2 1/2 c. plain flour 2 1/4 c. sugar 1 c. cocoa 1 1/2 tsp. salt 3/4 c. soft shortening 2 1/4 c. buttermilk 1 1/2 tsp. vanilla 3 eggs 2 1/4 tsp. soda

Mix flour, sugar, cocoa, soda, and salt in mixer bowl. Mix in shortening, buttermilk, and vanilla. Beat for 2 minutes at medium speed. Add eggs. Beat 2 minutes more. Pour into 4 prepared cake pans. Bake at 350 degrees for 18 minutes (or until cake leaves side of pan). Cool and frost.

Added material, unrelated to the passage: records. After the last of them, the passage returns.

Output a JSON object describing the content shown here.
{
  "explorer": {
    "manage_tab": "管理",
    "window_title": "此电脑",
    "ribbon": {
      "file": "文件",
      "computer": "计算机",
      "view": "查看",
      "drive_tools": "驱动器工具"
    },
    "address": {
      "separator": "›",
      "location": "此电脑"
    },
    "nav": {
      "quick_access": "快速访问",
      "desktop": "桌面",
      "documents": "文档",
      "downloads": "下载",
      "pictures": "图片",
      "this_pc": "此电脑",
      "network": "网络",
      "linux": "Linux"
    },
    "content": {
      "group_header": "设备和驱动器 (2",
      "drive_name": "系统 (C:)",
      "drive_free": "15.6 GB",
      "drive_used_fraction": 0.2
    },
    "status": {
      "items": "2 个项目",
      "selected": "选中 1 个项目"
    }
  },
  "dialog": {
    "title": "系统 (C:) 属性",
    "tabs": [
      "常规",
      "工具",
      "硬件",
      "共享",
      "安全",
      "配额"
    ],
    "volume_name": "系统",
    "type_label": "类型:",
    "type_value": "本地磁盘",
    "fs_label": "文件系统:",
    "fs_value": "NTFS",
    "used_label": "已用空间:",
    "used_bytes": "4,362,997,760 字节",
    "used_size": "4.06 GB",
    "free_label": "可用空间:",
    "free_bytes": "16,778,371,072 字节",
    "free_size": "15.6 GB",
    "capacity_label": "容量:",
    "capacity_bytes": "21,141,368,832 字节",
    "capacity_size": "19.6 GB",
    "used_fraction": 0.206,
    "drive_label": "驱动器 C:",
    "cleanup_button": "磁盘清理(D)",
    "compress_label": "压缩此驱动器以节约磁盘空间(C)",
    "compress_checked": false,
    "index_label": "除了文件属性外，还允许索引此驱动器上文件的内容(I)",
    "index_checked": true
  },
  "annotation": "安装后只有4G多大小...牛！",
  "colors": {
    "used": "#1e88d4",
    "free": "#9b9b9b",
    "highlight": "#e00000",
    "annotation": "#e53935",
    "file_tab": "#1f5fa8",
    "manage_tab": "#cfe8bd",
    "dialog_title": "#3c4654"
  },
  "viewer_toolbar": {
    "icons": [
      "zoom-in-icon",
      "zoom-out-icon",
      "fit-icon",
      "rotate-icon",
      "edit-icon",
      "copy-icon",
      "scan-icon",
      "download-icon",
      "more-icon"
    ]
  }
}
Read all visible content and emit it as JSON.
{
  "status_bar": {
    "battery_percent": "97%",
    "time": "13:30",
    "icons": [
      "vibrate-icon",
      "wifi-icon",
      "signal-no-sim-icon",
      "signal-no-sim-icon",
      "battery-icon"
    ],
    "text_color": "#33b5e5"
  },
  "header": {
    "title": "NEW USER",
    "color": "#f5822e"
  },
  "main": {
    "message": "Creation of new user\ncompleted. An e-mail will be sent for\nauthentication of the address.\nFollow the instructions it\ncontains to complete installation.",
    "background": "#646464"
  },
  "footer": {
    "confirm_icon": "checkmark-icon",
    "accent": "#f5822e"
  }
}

2 c. sugar 1/2 c. cocoa 1/2 c. butter 1 c. milk 4 tbsp. light corn syrup 3 c. confectioners sugar, sifted 2 tsp. vanilla

Mix sugar and cocoa in saucepan; stir in butter, milk, and corn syrup. Bring to a boil and boil 3 minutes. Remove from heat and set pan in cold water. When you can hold hand on bottom of pan, stir in sugar and vanilla. Stir until thick enough to spread. Chop 1 cup pecans. Toast lightly. Spread frosting between layers. Sprinkle with pecans. Frost top and sides of cake.